以上のとおり、乙事件原告田中に対し、両事件被告鈴木は二〇七万円を、乙事件被告会社は三〇万〇、八〇〇円を各支払うべき義務があるところ、同原告が甲事件原告組合から傷病手当金九万五、五二六円を受給したほか、自賠責保険から一二三万円を受給したことは、同原告の自陳するところであるが、本件弁論の全趣旨によると、右自賠責保険金のうち、五〇万円は乙車についての保険から、また、残七三万円は甲車についての保険から各支給されていたことが認められ、右原告組合からの受給も、前記認定のとおり、昭和四一年四月一八日から同年一〇月一七日までの休業に対するもので、そのうち第一事故によるものは、九万二、九三四円、第二事故によるものは、二、一九二円と算定するのが相当である。
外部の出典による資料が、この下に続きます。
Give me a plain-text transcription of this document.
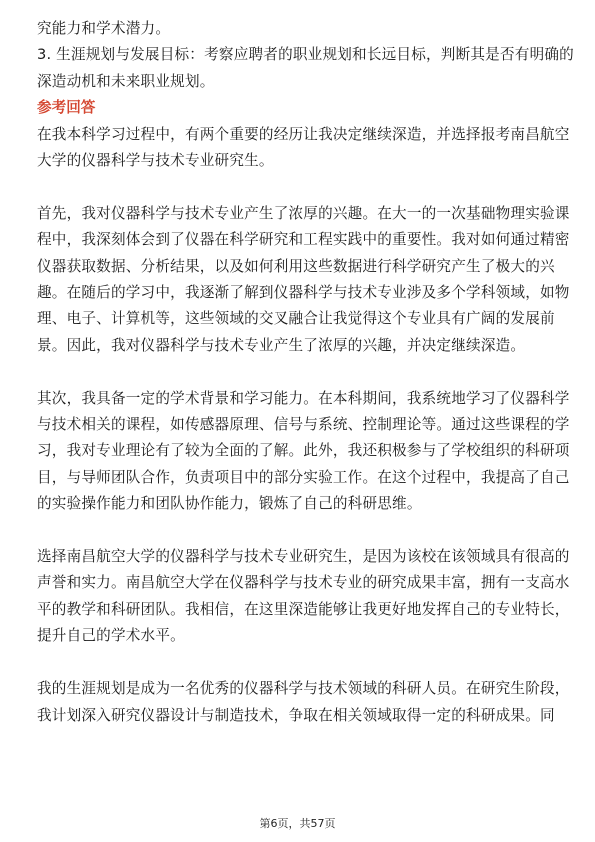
究能力和学术潜力。
3. 生涯规划与发展目标：考察应聘者的职业规划和长远目标，判断其是否有明确的
深造动机和未来职业规划。
参考回答
在我本科学习过程中，有两个重要的经历让我决定继续深造，并选择报考南昌航空
大学的仪器科学与技术专业研究生。
首先，我对仪器科学与技术专业产生了浓厚的兴趣。在大一的一次基础物理实验课
程中，我深刻体会到了仪器在科学研究和工程实践中的重要性。我对如何通过精密
仪器获取数据、分析结果，以及如何利用这些数据进行科学研究产生了极大的兴
趣。在随后的学习中，我逐渐了解到仪器科学与技术专业涉及多个学科领域，如物
理、电子、计算机等，这些领域的交叉融合让我觉得这个专业具有广阔的发展前
景。因此，我对仪器科学与技术专业产生了浓厚的兴趣，并决定继续深造。
其次，我具备一定的学术背景和学习能力。在本科期间，我系统地学习了仪器科学
与技术相关的课程，如传感器原理、信号与系统、控制理论等。通过这些课程的学
习，我对专业理论有了较为全面的了解。此外，我还积极参与了学校组织的科研项
目，与导师团队合作，负责项目中的部分实验工作。在这个过程中，我提高了自己
的实验操作能力和团队协作能力，锻炼了自己的科研思维。
选择南昌航空大学的仪器科学与技术专业研究生，是因为该校在该领域具有很高的
声誉和实力。南昌航空大学在仪器科学与技术专业的研究成果丰富，拥有一支高水
平的教学和科研团队。我相信，在这里深造能够让我更好地发挥自己的专业特长，
提升自己的学术水平。
我的生涯规划是成为一名优秀的仪器科学与技术领域的科研人员。在研究生阶段，
我计划深入研究仪器设计与制造技术，争取在相关领域取得一定的科研成果。同
第6页，共57页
そうすると、同原告の右被告会社に対する請求は、既払であること明らかであり、また、同原告の右被告鈴木に対する請求は、二〇七万円から八二万二、九三四円を控除した一二四万七、〇六六円の限度について理由がある。

五  (結論)

よつて、乙事件原告田中の両事件被告鈴木に対する請求は一二四万七、〇六六円およびこれに対する本訴状送達の翌日以降の日であることが本件記録上明らかな昭和四四年八月一〇日から支払い済みに至るまで民法所定年五分の割合による遅延損害金の支払いを求める限度で理由があるのでこれを認容し、同原告の同被告に対するその余の請求および乙事件被告会社に対する請求は、いずれも理由がないので棄却することとし、また、右原告組合の同被告鈴木に対する請求も、二四万四、〇〇〇円およびこれに対する事故発生以降の日であつて、同原告において給付した日以降である昭和四三年一二月二六日から支払い済みに至るまで民法所定年五分の割合による遅延損害金の支払いを求める限度で理由があるので、これを認容し、同原告のその余の請求は、理由がないので棄却することとし、訴訟費用の負担について民事訴訟法八九条、九二条、九三条を、仮執行の宣言について同法一九六条を各適用して、主文のとおり判決する。